No matter what the tools look like right now... no matter what we do with data... we should collect the facts with a mindset of what does really happen.

@bensigelman I think I get what you mean with sampling. Yes, you need to trace everything :) I will have a much better look on the spec. The truth is that I've spent just a few hours trying to understand if it is suitable for our use case so I might well be missing many aspects / constraints!

A little update. If you want to sample per shard e.g. anything where *ID % 1000 == 0 there shouldn't be a problem with DAGs and sampling.

bhs commented 8 years ago

@lookfwd this is interesting stuff and I'm happy to hop on a call or VC to discuss in detail: probably more useful than just reading the spec, but up to you.

As for the update at the end of your last message: there are plenty traces that span logical shards so I'm not sure what "sampling by shard" means in that context. Also, sampling is done both to reduce the load on the tracing system and on the host process: if the host process is in shard_id % 1000 == 0, then everything therein will be sampled and there can be an observer effect / perf degradation.

bhs commented 8 years ago

I believe that the SpanContext and Reference concepts deal with this issue cleanly. I'll close in a few days if there are no objections.

yurishkuro commented 8 years ago

@bensigelman I prefer to keep this open until we define more exotic SpanReferenceTypes that can actually represent the scenarios mentioned here.

bhs commented 8 years ago

Thinking more about this, the other thing we're missing (in addition to more exotic reference types) is the capacity to add References during the lifetime of a Span, and not just at start time.

Since both of these are backwards-compatible API additions, I'm going to remove the "1.0 Spec" milestone for this issue.

yurishkuro commented 8 years ago

a) so we're going with 1.1, not 2.0? b) can you give an example where it's necessary to attach span reference after the span has started?
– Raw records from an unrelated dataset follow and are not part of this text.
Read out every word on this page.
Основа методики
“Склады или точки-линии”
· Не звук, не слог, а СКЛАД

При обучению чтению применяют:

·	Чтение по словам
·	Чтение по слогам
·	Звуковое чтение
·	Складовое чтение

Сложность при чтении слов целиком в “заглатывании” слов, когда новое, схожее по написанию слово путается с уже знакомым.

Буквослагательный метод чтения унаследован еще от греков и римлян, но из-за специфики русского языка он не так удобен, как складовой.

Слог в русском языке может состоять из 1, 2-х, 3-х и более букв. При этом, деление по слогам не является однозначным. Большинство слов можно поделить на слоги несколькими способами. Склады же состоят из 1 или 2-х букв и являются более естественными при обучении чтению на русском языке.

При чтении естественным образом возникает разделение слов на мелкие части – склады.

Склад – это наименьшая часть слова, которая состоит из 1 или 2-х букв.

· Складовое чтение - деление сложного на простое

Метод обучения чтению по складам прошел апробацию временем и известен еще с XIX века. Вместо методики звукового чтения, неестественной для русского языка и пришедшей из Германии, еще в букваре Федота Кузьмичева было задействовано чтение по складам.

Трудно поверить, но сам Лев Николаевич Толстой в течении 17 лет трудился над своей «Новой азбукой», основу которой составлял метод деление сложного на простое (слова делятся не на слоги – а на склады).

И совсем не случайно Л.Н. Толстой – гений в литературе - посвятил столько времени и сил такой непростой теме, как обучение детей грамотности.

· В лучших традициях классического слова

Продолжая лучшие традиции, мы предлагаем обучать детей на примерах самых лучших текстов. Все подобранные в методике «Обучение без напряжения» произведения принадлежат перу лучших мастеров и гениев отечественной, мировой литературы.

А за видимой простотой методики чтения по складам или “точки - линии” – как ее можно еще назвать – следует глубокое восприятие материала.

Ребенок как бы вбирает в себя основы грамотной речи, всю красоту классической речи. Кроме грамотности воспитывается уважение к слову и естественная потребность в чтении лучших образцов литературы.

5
tinkerware commented 8 years ago

@yurishkuro For me, it would be a group commit operation that does not know the ancestor commits before creating the span. It would need to capture the span contexts from the individual commit operations, put them in a set, then attach each one to the group commit span with a Groups reference type. Without the ability to attach span references later on, the instrumentation gets unwieldy; you have to capture the starting timestamp of the group commit, then start the span with the explicit timestamp. This breaks the typical code flow where you can use a try-with-resources clause or equivalent to surround the instrumented block, more so if you are also trying to capture faults/exceptions.

Another example (one that I'm currently working on) is integrating with an in-process instrumentation library. It's a lot more convenient to be able to attach references after creating a span; I don't have to worry about having all references in order from ancestor spans in the instrumentation library at the point where I need to create the descendant span.